Don't watch the words appear. I find the real-time transcription distracting — you start second-guessing word choices mid-sentence. Better to look away, finish your thought, then review.
Use a headset mic in noisy spaces. The built-in mic works well in a quiet room, but AirPods or any headset mic will give you noticeably better accuracy in a coffee shop or open office.
Where macOS built-in dictation falls short
I use macOS Dictation every day, and it's genuinely good now. But there are real gaps:
- Struggles with programming-specific vocabulary — general terms like "React" and "API" are fine, but the model wasn't trained for developer speech. Library names, CLI commands, variable names, and domain-specific jargon get mangled regularly. If you're dictating anything code-adjacent, expect to correct a lot.
- No post-processing — the model does a good job stripping filler words automatically, but beyond that, what you say is what you get. There's no way to reformat for email tone, summarize, translate, or apply any other transformation to the output.
- No transcript history — your words go wherever your cursor was, then they're gone. No searchable log, no daily record of what you dictated.
- Short bursts only — Dictation is designed for a sentence or paragraph at a time.
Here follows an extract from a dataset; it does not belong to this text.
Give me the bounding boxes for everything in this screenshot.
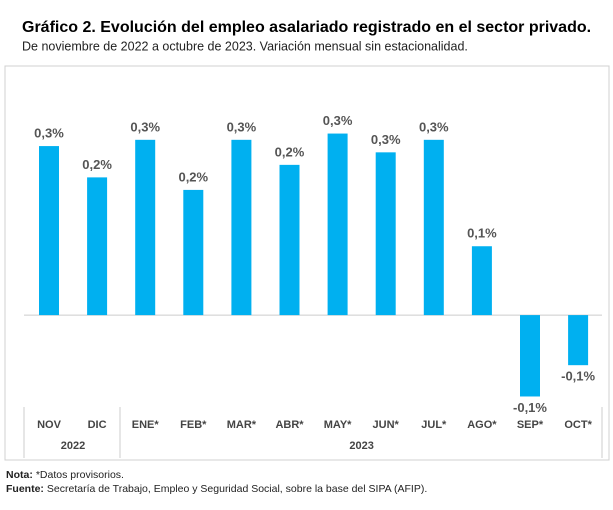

It's not a recording tool for meetings or long brainstorming sessions.
Doing: going beyond built-in Dictation
If voice transcription is becoming part of your daily workflow, the built-in limitations start to matter. Doing picks up where Apple leaves off.
-
Instant transcription — Doing's default engine is NVIDIA Parakeet, running locally on Apple Silicon via CoreML. It's often 10x faster than Apple's foundation model — short clips are transcribed before you can blink.
-
Agent workflows and YOLO mode — enable auto-return and Doing will press Enter after pasting your transcription. Speak a prompt into Claude Code or Codex, hit your hotkey, and it submits automatically. Same for Slack messages, terminal commands, search bars, or any chat interface.
-
UX designed to keep you focused on your idea — a small waveform pip follows your cursor while you're recording, so you always know Doing is listening no matter what app you're in. And unlike Apple Dictation, Doing deliberately doesn't show your words as you speak them. No live transcript means no cognitive overhead from reading and second-guessing mid-sentence — you just talk, and the text appears when you're done.
-
Developer dictionaries — 660+ pre-mapped corrections across AI, software engineering, and product vocabulary. "Clawed code" becomes "Claude Code." "Super base" becomes "Supabase." You can add your own words too. Details in the Words and Dictionaries guide.
-
Transcript history as Markdown — every transcription saved as a daily
.mdfile in~/Documents/Doing/. Search your voice notes in Obsidian, reference them later. -
AI-powered Skills — markdown prompts that transform your transcription before it hits the clipboard. Clean filler words, formalize for email, summarize, or write your own. Different Skills for different apps. Details in the Skills guide.
doing.
100 free transcriptions · $49 once · No subscriptionFAQ
Does macOS 26 Dictation work offline?
Yes. The foundation model ships with macOS 26, so Dictation works entirely on-device with no internet connection. Your audio never leaves your Mac.
Does Dictation work in VS Code and Cursor?
Yes — it works in any standard macOS text field. Click into the editor or a comment field, press your hotkey, and dictate. It also works in the integrated terminal's text input areas, though not in the raw terminal output.
How accurate is it for programming terminology?
Hit or miss. Common terms like React, TypeScript, Python, API, and JSON transcribe correctly most of the time. But anything more specific — library names, CLI flags, internal project terms — frequently needs manual correction. Apple's model is a general-purpose dictation engine, not one trained on developer speech.